Tal destaque foi alcançado e o Mercosul passou a ser conhecido no contexto das nações mundiais. O lado negativo, entretanto, é que os países ainda são competitivos entre si e fazem concorrência predatória dentro do próprio bloco.
"É preciso buscar uma integração como a da Europa, que tem a melhor tradição", opina.
Outro problema do bloco da América do Sul são as ideologias conflitantes. Alguns governos defendem o livre mercado, outros divergem sobre aproximação com os Estados Unidos ou com a Europa. "Os conflitos políticos e ideológicos atrapalham a construção de um projeto econômico integrado", avalia. A solução para este impasse, conforme Cotelli, está no desenvolvimento de pesquisas no ambiente acadêmico. "Quanto mais discussão científica houver sobre os potenciais do bloco, mais argumentos contra contestações ideológicas e cheias de emoção teremos", diz ele, que sente falta de uma revista de qualificação de trabalhos específica sobre a temática do Mercosul.
O professor aponta também a falta de identidade cultural no bloco. "Não conhecemos quem somos. Nossa cultura tenta se assemelhar ao que é feito na Europa, em termos de tradição, e aos Estados Unidos, em termos de cultura midiática. Não há orgulho e identidade sobre a riqueza cultural do Mercosul, que poderia ser cultuada por nossas crianças e jovens. Ainda achamos que nossa cultura é periférica em relação à Europa e aos Estados Unidos", critica, lembrando que a identidade regional passa apenas pelo futebol e pela música.
O Brasil, em relação aos outros países do Mercosul, está em situação de desequilíbrio.
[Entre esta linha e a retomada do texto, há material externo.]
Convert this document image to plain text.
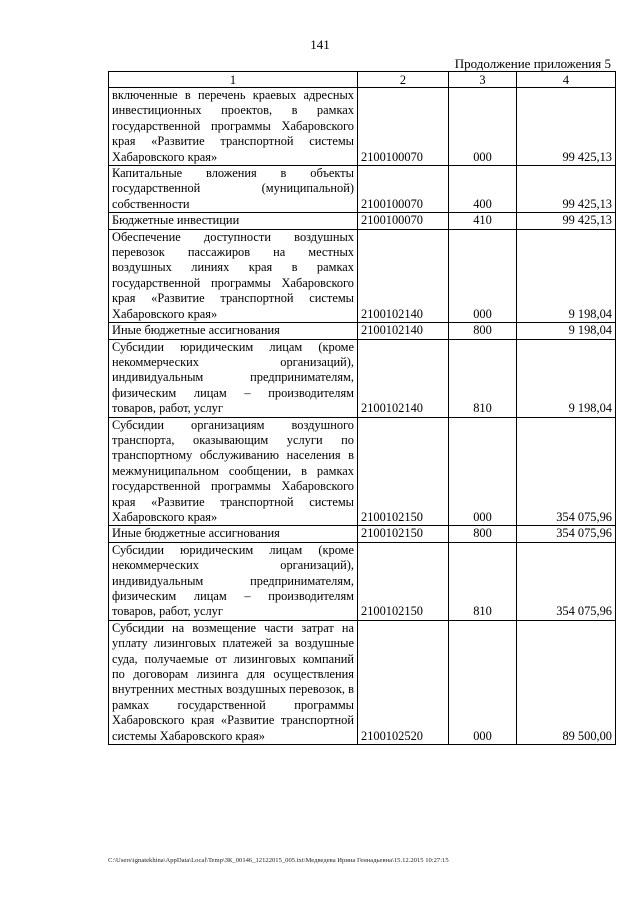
141
Продолжение приложения 5
1	2	3	4
включенные в перечень краевых адресных инвестиционных проектов, в рамках государственной программы Хабаровского края «Развитие транспортной системы Хабаровского края»	2100100070	000	99 425,13
Капитальные вложения в объекты государственной (муниципальной) собственности	2100100070	400	99 425,13
Бюджетные инвестиции	2100100070	410	99 425,13
Обеспечение доступности воздушных перевозок пассажиров на местных воздушных линиях края в рамках государственной программы Хабаровского края «Развитие транспортной системы Хабаровского края»	2100102140	000	9 198,04
Иные бюджетные ассигнования	2100102140	800	9 198,04
Субсидии юридическим лицам (кроме некоммерческих организаций), индивидуальным предпринимателям, физическим лицам – производителям товаров, работ, услуг	2100102140	810	9 198,04
Субсидии организациям воздушного транспорта, оказывающим услуги по транспортному обслуживанию населения в межмуниципальном сообщении, в рамках государственной программы Хабаровского края «Развитие транспортной системы Хабаровского края»	2100102150	000	354 075,96
Иные бюджетные ассигнования	2100102150	800	354 075,96
Субсидии юридическим лицам (кроме некоммерческих организаций), индивидуальным предпринимателям, физическим лицам – производителям товаров, работ, услуг	2100102150	810	354 075,96
Субсидии на возмещение части затрат на уплату лизинговых платежей за воздушные суда, получаемые от лизинговых компаний по договорам лизинга для осуществления внутренних местных воздушных перевозок, в рамках государственной программы Хабаровского края «Развитие транспортной системы Хабаровского края»	2100102520	000	89 500,00
C:\Users\ignatekhina\AppData\Local\Temp\ЗК_00146_12122015_005.txt\Медведева Ирина Геннадьевна\15.12.2015 10:27:15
Sexta maior economia do mundo e com 206 milhões de habitantes, o País é gigante perante os outros membros, que juntos não chegam à metade desta posição. "Somos o primo forte, visto que os outros países estão longe da realidade de se tornarem parte dos Brics", avalia ele, que defende a necessidade do Brasil liderar a integração. "O problema é a desconfiança, pois acabamos vistos como um imperialista regional. Mas não queremos impor valores apenas por nosso gigantismo", diz.
No bloco, o Brasil exporta produtos industrializados e importa matérias-primas, invertendo a lógica do comércio exterior realizado com outras regiões. O Paraná, segundo Cotelli, é um referencial para os países vizinhos na cultura do agronegócio. "O Isae/FGV qualifica as cooperativas paranaenses e identifica como podem contribuir em relação ao Mercosul. Os paranaenses são exemplo de produtividade e gestão", reforça.